Sesampainya di hotel dia merebahkan diri. Keputusannya untuk menjadikan tour ini yang terakhir sudah tersebar ke seluruh management. Mereka menyayangkan mengingat Alif adalah model sekaligus aktor yang multi talenta.
Dia merindukan Indonesia. Merindukan dinginnya kota Garut terlebih dia merindukan seorang perempuan dengan matanya yang Indah. Dia juga penasaran, seperti apa rupa bayi perempuan yang merupakan darah dagingnya.
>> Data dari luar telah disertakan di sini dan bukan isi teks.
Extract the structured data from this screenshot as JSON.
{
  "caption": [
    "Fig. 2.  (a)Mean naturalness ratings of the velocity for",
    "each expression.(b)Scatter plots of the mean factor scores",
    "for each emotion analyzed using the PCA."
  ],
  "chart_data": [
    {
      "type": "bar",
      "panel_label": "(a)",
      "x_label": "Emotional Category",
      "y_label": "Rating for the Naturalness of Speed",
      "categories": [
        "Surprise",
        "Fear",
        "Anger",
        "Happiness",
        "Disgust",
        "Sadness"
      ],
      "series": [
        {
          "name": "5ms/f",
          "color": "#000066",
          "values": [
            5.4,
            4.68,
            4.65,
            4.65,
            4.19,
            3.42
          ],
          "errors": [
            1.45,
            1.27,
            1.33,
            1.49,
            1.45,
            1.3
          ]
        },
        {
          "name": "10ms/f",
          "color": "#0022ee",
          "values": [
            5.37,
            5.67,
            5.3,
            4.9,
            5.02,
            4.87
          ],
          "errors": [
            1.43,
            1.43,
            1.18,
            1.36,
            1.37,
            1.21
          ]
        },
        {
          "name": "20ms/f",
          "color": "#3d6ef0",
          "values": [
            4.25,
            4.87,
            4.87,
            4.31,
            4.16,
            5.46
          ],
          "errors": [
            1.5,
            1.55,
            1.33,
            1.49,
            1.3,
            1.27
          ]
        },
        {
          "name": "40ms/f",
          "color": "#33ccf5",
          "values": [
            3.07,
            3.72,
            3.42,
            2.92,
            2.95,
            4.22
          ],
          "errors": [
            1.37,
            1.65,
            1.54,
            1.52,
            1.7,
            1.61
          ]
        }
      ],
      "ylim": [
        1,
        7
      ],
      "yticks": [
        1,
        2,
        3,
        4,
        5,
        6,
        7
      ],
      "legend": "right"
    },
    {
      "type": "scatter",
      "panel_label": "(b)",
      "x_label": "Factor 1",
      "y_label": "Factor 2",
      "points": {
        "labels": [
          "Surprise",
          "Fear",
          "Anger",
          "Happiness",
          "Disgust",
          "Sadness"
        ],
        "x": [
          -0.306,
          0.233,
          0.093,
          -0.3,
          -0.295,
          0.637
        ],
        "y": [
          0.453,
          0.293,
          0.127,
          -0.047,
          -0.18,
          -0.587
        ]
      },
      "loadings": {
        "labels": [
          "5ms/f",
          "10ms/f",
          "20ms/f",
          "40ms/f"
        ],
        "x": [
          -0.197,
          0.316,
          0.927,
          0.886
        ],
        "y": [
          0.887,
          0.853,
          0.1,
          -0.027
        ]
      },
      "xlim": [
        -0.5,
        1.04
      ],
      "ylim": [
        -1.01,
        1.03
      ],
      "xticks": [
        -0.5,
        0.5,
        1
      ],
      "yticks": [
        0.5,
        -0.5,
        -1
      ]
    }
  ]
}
Teriakan para gadis bergema keesokan harinya. Mereka membawa poster, aksesoris, lightstick dan berbagai perangkat lain. Jeritan-jeritan yang selalu dia dengar saat fans meeting. Jeritan yang menjadi sebuah tanda bahwa dia harus tetap tersenyum dihadapan mereka. Tidak peduli bagaimana suasana hatinya saat itu.
Kemudian para idol dipaksa bermain game. Pura-pura bahagia, pura-pura tertawa. Setidaknya itulah yang Alif rasakan setelah popularitas mengangkat kedudukannya.
Kebanyakan dia selalu merasa hampa. Kesepian ditengah keramaian.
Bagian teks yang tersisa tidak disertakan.